I came up with what seems quite a beautiful geometric construction solving the problem described below. On a compact convex set $C \subset \mathbb{R}^n$  consider the function $\displaystyle w_1(x) = \max_{y \in C}\, y_1 - \min_{y \in C}\, y_1$ $\displaystyle\text{s.t.}\,\,\,\, y_2=x_2,\, ...,\, y_n = x_n.$

where we denote $x = (x_1,\, ...,\, x_n).$  In other words, “hanging” in the point $x,$  we measure the “width” of the set along the first axis of the Cartesian system (note that $w_1(x)$  actually doesn’t depend on $x_1$). In the same fashion we define functions $w_2(x),\, ...,\, w_n(x)$  ( $w_i(x)$ measures the “width” along the $i$-th axis). Now consider the following functionals of $C$: $\displaystyle w^*(C) = \max_{x \in C} \left[\sum_{i=1}^n w_i(x)\right];$ $\displaystyle w_i^*(C) = \max_{x \in C}\, w_i(x);$ $\displaystyle W^*(C) = \sum_{i=1}^n w_i^*(C).$

Namely, $w^*$  is the maximum sum of “widths”, whereas $W^*$  is the sum of maximum “widths”, hence $w^* \le W^*.$  Moreover, $w^* = W^*$  for some archetypal examples of convex polyhedra: hyperrectangle (box) and rectangular simplex, and it is easy to begin thinking that we have equality for any convex polyhedra.

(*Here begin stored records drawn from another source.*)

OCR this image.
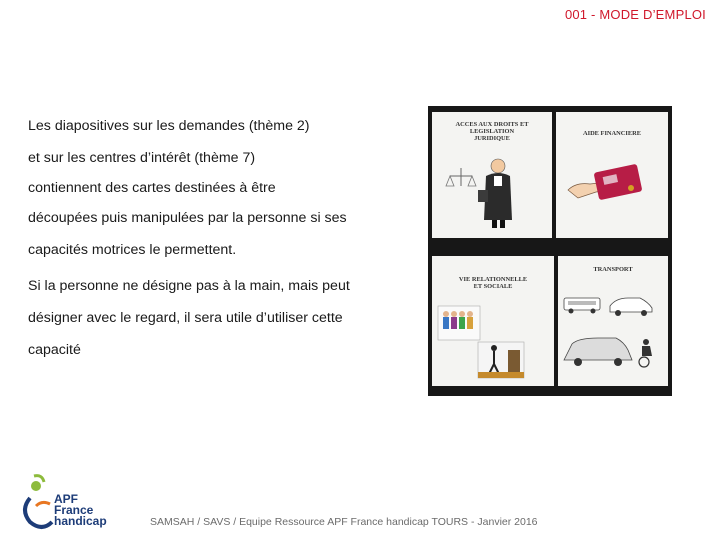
001 - MODE D’EMPLOI

Les diapositives sur les demandes (thème 2)

et sur les centres d’intérêt (thème 7)

contiennent des cartes destinées à être

découpées puis manipulées par la personne si ses

capacités motrices le permettent.

Si la personne ne désigne pas à la main, mais peut

désigner avec le regard, il sera utile d’utiliser cette

capacité

ACCES AUX DROITS ET
LEGISLATION
JURIDIQUE
AIDE FINANCIERE
VIE RELATIONNELLE
ET SOCIALE
TRANSPORT
APF
France
handicap	SAMSAH / SAVS / Equipe Ressource APF France handicap TOURS - Janvier 2016
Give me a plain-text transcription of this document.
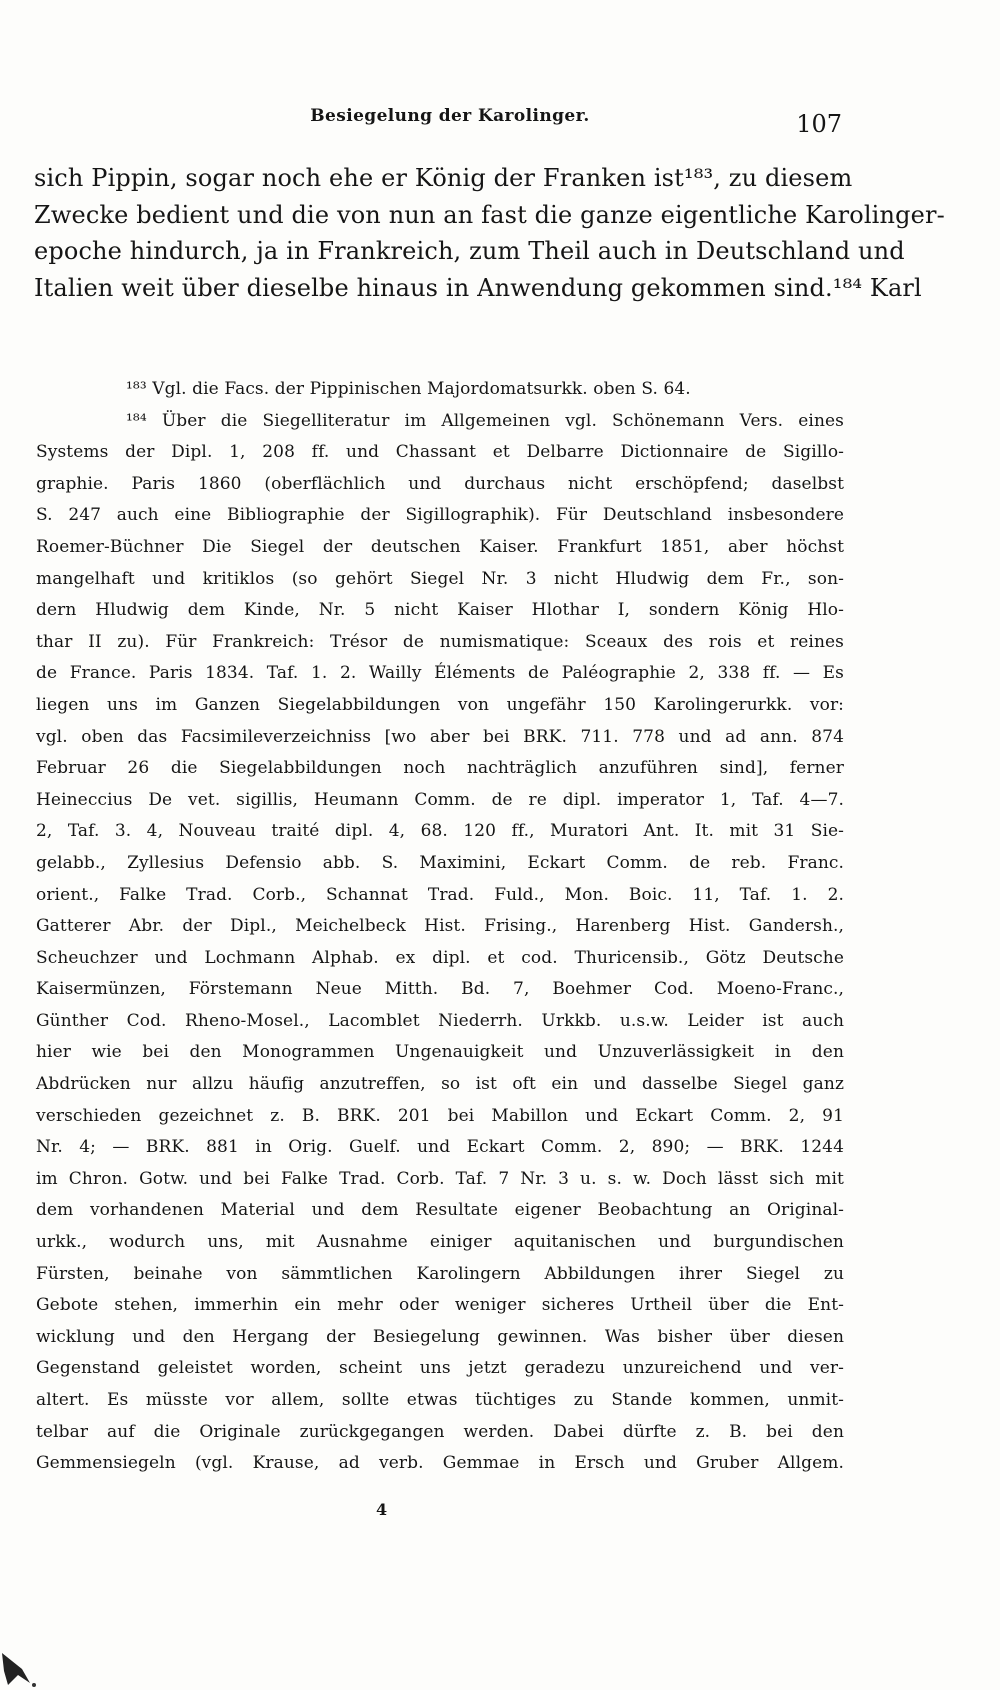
Besiegelung der Karolinger.	107
sich Pippin, sogar noch ehe er König der Franken ist¹⁸³, zu diesem
Zwecke bedient und die von nun an fast die ganze eigentliche Karolinger-
epoche hindurch, ja in Frankreich, zum Theil auch in Deutschland und
Italien weit über dieselbe hinaus in Anwendung gekommen sind.¹⁸⁴ Karl
¹⁸³ Vgl. die Facs. der Pippinischen Majordomatsurkk. oben S. 64.
¹⁸⁴ Über die Siegelliteratur im Allgemeinen vgl. Schönemann Vers. eines
Systems der Dipl. 1, 208 ff. und Chassant et Delbarre Dictionnaire de Sigillo-
graphie. Paris 1860 (oberflächlich und durchaus nicht erschöpfend; daselbst
S. 247 auch eine Bibliographie der Sigillographik). Für Deutschland insbesondere
Roemer-Büchner Die Siegel der deutschen Kaiser. Frankfurt 1851, aber höchst
mangelhaft und kritiklos (so gehört Siegel Nr. 3 nicht Hludwig dem Fr., son-
dern Hludwig dem Kinde, Nr. 5 nicht Kaiser Hlothar I, sondern König Hlo-
thar II zu). Für Frankreich: Trésor de numismatique: Sceaux des rois et reines
de France. Paris 1834. Taf. 1. 2. Wailly Éléments de Paléographie 2, 338 ff. — Es
liegen uns im Ganzen Siegelabbildungen von ungefähr 150 Karolingerurkk. vor:
vgl. oben das Facsimileverzeichniss [wo aber bei BRK. 711. 778 und ad ann. 874
Februar 26 die Siegelabbildungen noch nachträglich anzuführen sind], ferner
Heineccius De vet. sigillis, Heumann Comm. de re dipl. imperator 1, Taf. 4—7.
2, Taf. 3. 4, Nouveau traité dipl. 4, 68. 120 ff., Muratori Ant. It. mit 31 Sie-
gelabb., Zyllesius Defensio abb. S. Maximini, Eckart Comm. de reb. Franc.
orient., Falke Trad. Corb., Schannat Trad. Fuld., Mon. Boic. 11, Taf. 1. 2.
Gatterer Abr. der Dipl., Meichelbeck Hist. Frising., Harenberg Hist. Gandersh.,
Scheuchzer und Lochmann Alphab. ex dipl. et cod. Thuricensib., Götz Deutsche
Kaisermünzen, Förstemann Neue Mitth. Bd. 7, Boehmer Cod. Moeno-Franc.,
Günther Cod. Rheno-Mosel., Lacomblet Niederrh. Urkkb. u.s.w. Leider ist auch
hier wie bei den Monogrammen Ungenauigkeit und Unzuverlässigkeit in den
Abdrücken nur allzu häufig anzutreffen, so ist oft ein und dasselbe Siegel ganz
verschieden gezeichnet z. B. BRK. 201 bei Mabillon und Eckart Comm. 2, 91
Nr. 4; — BRK. 881 in Orig. Guelf. und Eckart Comm. 2, 890; — BRK. 1244
im Chron. Gotw. und bei Falke Trad. Corb. Taf. 7 Nr. 3 u. s. w. Doch lässt sich mit
dem vorhandenen Material und dem Resultate eigener Beobachtung an Original-
urkk., wodurch uns, mit Ausnahme einiger aquitanischen und burgundischen
Fürsten, beinahe von sämmtlichen Karolingern Abbildungen ihrer Siegel zu
Gebote stehen, immerhin ein mehr oder weniger sicheres Urtheil über die Ent-
wicklung und den Hergang der Besiegelung gewinnen. Was bisher über diesen
Gegenstand geleistet worden, scheint uns jetzt geradezu unzureichend und ver-
altert. Es müsste vor allem, sollte etwas tüchtiges zu Stande kommen, unmit-
telbar auf die Originale zurückgegangen werden. Dabei dürfte z. B. bei den
Gemmensiegeln (vgl. Krause, ad verb. Gemmae in Ersch und Gruber Allgem.
4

To give a partial justification for this intuition (which is though incorrect in general), consider rectangular convex polyhedra: to build such a polyhedron in $\mathbb{R}^n,$  we fix a pair of points $(x_i, y_i)$  on each coordinate axis $i,$ and then take the convex hull of these $2n$  points. We can easily prove the following geometric fact about such polyhedra:

Lemma

For any rectangular (in the sense defined above) convex polyhedron in $\mathbb{R}^2,$ that is, rectangular convex quadrilateral, it holds $w^* = W^*.$

However already in $n = 3$  one may find a convex polyhedron (in fact a rectangular one), such that $w^* < W^*.$

Problem

Point out a sequence $\{P_n\}$, $P_n \in \mathbb{R}^n$,  of  [‘shear’]  convex polyhedra, for which $\displaystyle W^*(P_n) = \Theta(n), \quad \text{but} \quad w^*(P_n) = O(1).$

Later on I will describe the solution to this problem.